ÁNGELUS
Plaza de San Pedro, Sábado 26 de diciembre de 2009
Queridos hermanos y hermanas:
Con el corazón aún lleno de asombro e inundado de la luz que proviene de la gruta de Belén, donde con María, José y los pastores, hemos adorado a nuestro Salvador, hoy recordamos al diácono san Esteban, el primer mártir cristiano. Su ejemplo nos ayuda a penetrar más en el misterio de la Navidad y nos testimonia la maravillosa grandeza del nacimiento de aquel Niño, en el que se manifiesta la gracia de Dios, que trae la salvación a los hombres (cf. Tt 2, 11). De hecho, el niño que da vagidos en el pesebre es el Hijo de Dios hecho hombre, que nos pide que testimoniemos con valentía su Evangelio, como lo hizo san Esteban, quien, lleno de Espíritu Santo, no dudó en dar la vida por amor a su Señor. Como su Maestro, muere perdonando a sus perseguidores y nos ayuda a comprender que la llegada del Hijo de Dios al mundo da origen a una nueva civilización, la civilización del amor, que no se rinde ante el mal y la violencia, y derriba las barreras entre los hombres, haciéndolos hermanos en la gran familia de los hijos de Dios.

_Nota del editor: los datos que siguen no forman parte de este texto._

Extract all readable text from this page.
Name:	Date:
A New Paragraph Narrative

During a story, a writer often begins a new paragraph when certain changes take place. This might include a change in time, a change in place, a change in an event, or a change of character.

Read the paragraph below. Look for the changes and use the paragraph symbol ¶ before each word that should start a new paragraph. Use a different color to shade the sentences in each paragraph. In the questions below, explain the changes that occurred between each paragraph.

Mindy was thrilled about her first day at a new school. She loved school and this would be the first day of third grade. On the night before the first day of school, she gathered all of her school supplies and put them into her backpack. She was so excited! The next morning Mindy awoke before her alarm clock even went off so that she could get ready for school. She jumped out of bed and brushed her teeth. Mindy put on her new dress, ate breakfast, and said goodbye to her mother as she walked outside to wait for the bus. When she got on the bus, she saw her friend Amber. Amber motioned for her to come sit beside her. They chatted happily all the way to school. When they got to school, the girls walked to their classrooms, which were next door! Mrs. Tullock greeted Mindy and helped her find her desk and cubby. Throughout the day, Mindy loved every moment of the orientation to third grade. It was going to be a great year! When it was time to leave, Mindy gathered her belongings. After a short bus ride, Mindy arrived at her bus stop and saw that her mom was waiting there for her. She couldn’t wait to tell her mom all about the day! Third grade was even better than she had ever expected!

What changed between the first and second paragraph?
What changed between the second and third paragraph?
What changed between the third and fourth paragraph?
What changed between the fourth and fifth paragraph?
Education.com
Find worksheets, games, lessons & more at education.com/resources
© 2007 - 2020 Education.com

San Esteban es también el primer diácono de la Iglesia, que haciéndose servidor de los pobres por amor a Cristo, entra progresivamente en plena sintonía con él y lo sigue hasta el don supremo de sí. El testimonio de san Esteban, como el de los mártires cristianos, indica a nuestros contemporáneos, a menudo distraídos y desorientados, en quién deben poner su confianza para dar sentido a la vida. De hecho, el mártir es quien muere con la certeza de saberse amado por Dios y, sin anteponer nada al amor de Cristo, sabe que ha elegido la mejor parte. Configurándose plenamente a la muerte de Cristo, es consciente de que es germen fecundo de vida y abre en el mundo senderos de paz y de esperanza. Hoy, presentándonos al diácono san Esteban como modelo, la Iglesia nos indica asimismo que la acogida y el amor a los pobres es uno de los caminos privilegiados para vivir el Evangelio y testimoniar a los hombres de modo creíble el reino de Dios que viene.
La fiesta de san Esteban nos recuerda igualmente a los numerosos creyentes que en varias partes del mundo se ven sometidos a pruebas y sufrimientos a causa de su fe. Encomendándolos a su celestial protección, comprometámonos a sostenerlos con la oración y a realizar sin cesar nuestra vocación cristiana, poniendo siempre en el centro de nuestra vida a Jesucristo, a quien en estos días contemplamos en la sencillez y en la humildad del pesebre. Por eso, invoquemos la intercesión de María, Madre del Redentor y Reina de los mártires, con la oración del Ángelus.